Almost satisfied, the cameramen return to Chuay-Gahn, and helpfully suggest to Helen that, in getting everyone agitated about Ghandia's dispute with Ted, Helen might be able to save herself from being the next person booted. "Wait a second, I'm on Survivor?" Helen asks, quizzically. "I thought you said this was Combat Missions! What are these guys in camo doing here, then?" After a little more discussion, Helen informs Brian that simulated sex acts are not to be tolerated in the tribe, and Ted is toast. Brian, eyes darting nervously, clears his throat, and mumbles, "Okay! Uhh, thanks... Helen."
Morning comes, and the sun rises softly over the bamboo cage where the Red Berets had been "housed" overnight to discourage them from escaping. Burnett looks on in horror to see the cage empty, then dispatches his former Army buddies on the crew to round them up. "They still have to teach us how to build a Buddhist temple!" he screeches.
Oblivious, the toothless-gum tribe returns to the favorite topic of all backwoods families: inter-familial sexual relations. Brian, hearing from Ted that it was indeed simulated sex, promptly decides that it's time for everyone to move on, and, uh, *cough* let's not think about such things again. Helen, meanwhile, chooses the appropriate wording of Brian's comments to ensure Ghandia raises a Big Fuss about it.
So the big showdown comes. Ghandia screams and throws rocks. Clay dispenses some downhome wisdom, prescribing whoop-ass and sending people back to bed as the best cure for incest. Ted attempts to soothe Ghandia's tattered feelings by telling her she's just not that attractive. Meanwhile, the recently recaptured Red Berets quietly try to sneak away again. "Please, take me with you!" Brian begs. But no such luck. As the Red Berets depart, Ted confides to the camera, "I think I dealt with that pretty well."
Mercifully, the immunity challenge eventually comes, in the form of a simple logic puzzle well-known to computer programmers.
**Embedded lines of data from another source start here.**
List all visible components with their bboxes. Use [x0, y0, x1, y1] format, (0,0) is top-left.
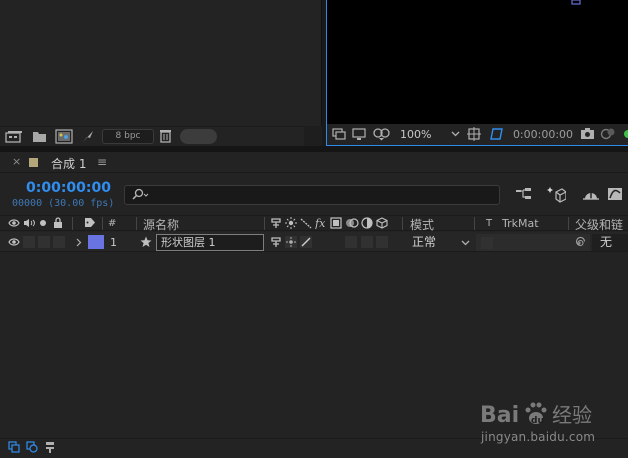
column-header-parent[interactable]: 父级和链: [575, 216, 623, 233]
color-depth-button[interactable]: 8 bpc: [102, 129, 154, 144]
project-scroll-handle[interactable]: [180, 129, 217, 144]
svg-text:经验: 经验: [552, 403, 592, 427]
layer-number: 1: [110, 236, 117, 249]
layer-name-field[interactable]: 形状图层 1: [156, 234, 264, 251]
interpret-footage-icon[interactable]: [5, 130, 23, 143]
viewer-timecode[interactable]: 0:00:00:00: [512, 126, 574, 143]
monitor-icon[interactable]: [352, 127, 366, 141]
column-separator[interactable]: [102, 217, 103, 230]
layer-3d-toggle[interactable]: [376, 236, 388, 248]
layer-shy-switch-icon[interactable]: [270, 236, 282, 248]
parent-pick-whip-icon[interactable]: [573, 237, 585, 249]
project-panel: [0, 0, 322, 146]
tab-bar-border: [0, 172, 628, 173]
shape-layer-star-icon: [140, 236, 152, 248]
svg-text:Bai: Bai: [480, 403, 519, 428]
column-header-trkmat[interactable]: TrkMat: [502, 217, 539, 230]
render-queue-icon[interactable]: [81, 129, 95, 144]
snapshot-camera-icon[interactable]: [580, 127, 595, 140]
layer-audio-toggle[interactable]: [23, 236, 35, 248]
layer-label-color[interactable]: [88, 235, 104, 249]
column-separator[interactable]: [72, 217, 73, 230]
effects-fx-icon[interactable]: fx: [315, 216, 329, 229]
mask-visibility-icon[interactable]: [373, 127, 391, 141]
motion-blur-icon[interactable]: [583, 187, 599, 201]
layer-lock-toggle[interactable]: [53, 236, 65, 248]
collapse-sun-icon[interactable]: [285, 217, 297, 229]
frame-blending-icon[interactable]: [330, 217, 342, 229]
baidu-logo: Bai du 经验: [480, 398, 602, 430]
svg-text:du: du: [531, 416, 544, 426]
new-folder-icon[interactable]: [32, 130, 47, 143]
in-out-toggle-icon[interactable]: [44, 441, 56, 453]
search-icon[interactable]: [131, 188, 149, 201]
frame-count-display: 00000 (30.00 fps): [12, 198, 115, 209]
column-header-source-name[interactable]: 源名称: [143, 216, 179, 233]
viewer-canvas[interactable]: [327, 0, 628, 124]
always-preview-icon[interactable]: [332, 127, 346, 141]
show-snapshot-icon[interactable]: [600, 127, 616, 140]
solo-dot-icon[interactable]: [39, 219, 47, 227]
quality-slash-icon[interactable]: [300, 217, 312, 229]
layer-adjustment-toggle[interactable]: [361, 236, 373, 248]
layer-quality-switch-icon[interactable]: [300, 236, 312, 248]
column-separator[interactable]: [568, 217, 569, 230]
channel-color-icon[interactable]: [622, 129, 628, 139]
graph-editor-icon[interactable]: [607, 187, 625, 201]
comp-flowchart-icon[interactable]: [516, 187, 532, 201]
current-time-display[interactable]: 0:00:00:00: [26, 180, 111, 196]
audio-speaker-icon[interactable]: [23, 218, 35, 228]
label-tag-icon[interactable]: [84, 217, 96, 228]
tab-close-button[interactable]: ×: [12, 155, 21, 168]
composition-color-swatch: [29, 158, 38, 167]
layer-collapse-switch-icon[interactable]: [285, 236, 297, 248]
3d-layer-cube-icon[interactable]: [376, 217, 388, 229]
adjustment-layer-icon[interactable]: [361, 217, 373, 229]
layer-visibility-eye-icon[interactable]: [8, 237, 20, 247]
layer-search-input[interactable]: [124, 185, 500, 205]
layer-solo-toggle[interactable]: [38, 236, 50, 248]
modes-toggle-icon[interactable]: [26, 441, 38, 453]
chevron-down-icon[interactable]: [451, 131, 460, 137]
lock-icon[interactable]: [53, 217, 63, 228]
expand-chevron-icon[interactable]: [76, 238, 82, 247]
chevron-down-icon[interactable]: [461, 240, 470, 246]
parent-select[interactable]: 无: [592, 234, 628, 251]
column-header-mode[interactable]: 模式: [410, 216, 434, 233]
svg-text:fx: fx: [315, 217, 326, 229]
column-separator[interactable]: [136, 217, 137, 230]
draft-3d-icon[interactable]: [547, 185, 566, 203]
preserve-transparency-toggle[interactable]: [481, 237, 493, 249]
column-separator[interactable]: [264, 217, 265, 230]
motion-blur-switch-icon[interactable]: [345, 217, 359, 229]
trash-icon[interactable]: [159, 129, 172, 143]
anchor-point-icon: [570, 0, 582, 5]
project-scrollbar[interactable]: [304, 126, 322, 146]
tab-composition[interactable]: 合成 1: [51, 155, 86, 172]
column-header-t[interactable]: T: [486, 218, 492, 229]
watermark-url: jingyan.baidu.com: [481, 430, 596, 444]
panel-menu-button[interactable]: ≡: [97, 155, 107, 169]
column-header-number[interactable]: #: [108, 218, 116, 229]
layer-switches-toggle-icon[interactable]: [8, 441, 20, 453]
layer-motion-blur-toggle[interactable]: [345, 236, 357, 248]
video-visibility-icon[interactable]: [8, 218, 20, 228]
column-separator[interactable]: [402, 217, 403, 230]
shy-switch-icon[interactable]: [270, 217, 282, 229]
column-separator[interactable]: [474, 217, 475, 230]
grid-guides-icon[interactable]: [467, 127, 481, 141]
region-of-interest-icon[interactable]: [488, 126, 504, 142]
new-composition-icon[interactable]: [55, 129, 73, 144]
Sook-Jai, with absolutely no external prompting from the producers that letting Chuay-Gahn win might make that tribal selection system look like it worked out after all, decides to throw the challenge. Jed, apparently not apprised of this development, is told he will receive the honor of being the Silas Gaither Memorial Puzzle-Solving Director. "Sweet!" crows Jed. "His dad was a dentist, too! And he has my charm and good looks! I'm on the fast-track to Hollywood stardom now!"
And so it goes. Chuay-Gahn, despite entrusting their fate to Jan and Clay, still manage to get their temple moved in a reasonable amount of time. Meanwhile, Jed, backed by the collective brainpower of Robb and Stephanie, frantically bobs his head around, plotting the moving of his pieces, as Jake, Erin and Shii Ann stand back and let the Beachhouse denizens do some work for a change. Chuay-Gahn wins handily, and commence hugging and kissing each other, despite having agreed before the challenge not to do so anymore.
Perhaps the most telling knock against Jed's chances now is that Ken, whose only appearances on the show seem to have been to speak about Jed's laziness, suddenly appears to inform us that some guy named Jebb seems to lay around all day. At tribal council, we see more of the same. Stephanie offers helpfully that she's grumpy, because the other weak little sissies have been eating all her food. Robb tells everyone that he bounces off the walls a lot, which comes as a shock to his tribemates. But the best moment comes as the non-sequitur king tells Shii Ann, as he casts a vote against her, that she gets on his nerves, but is a sweetheart. Thanks!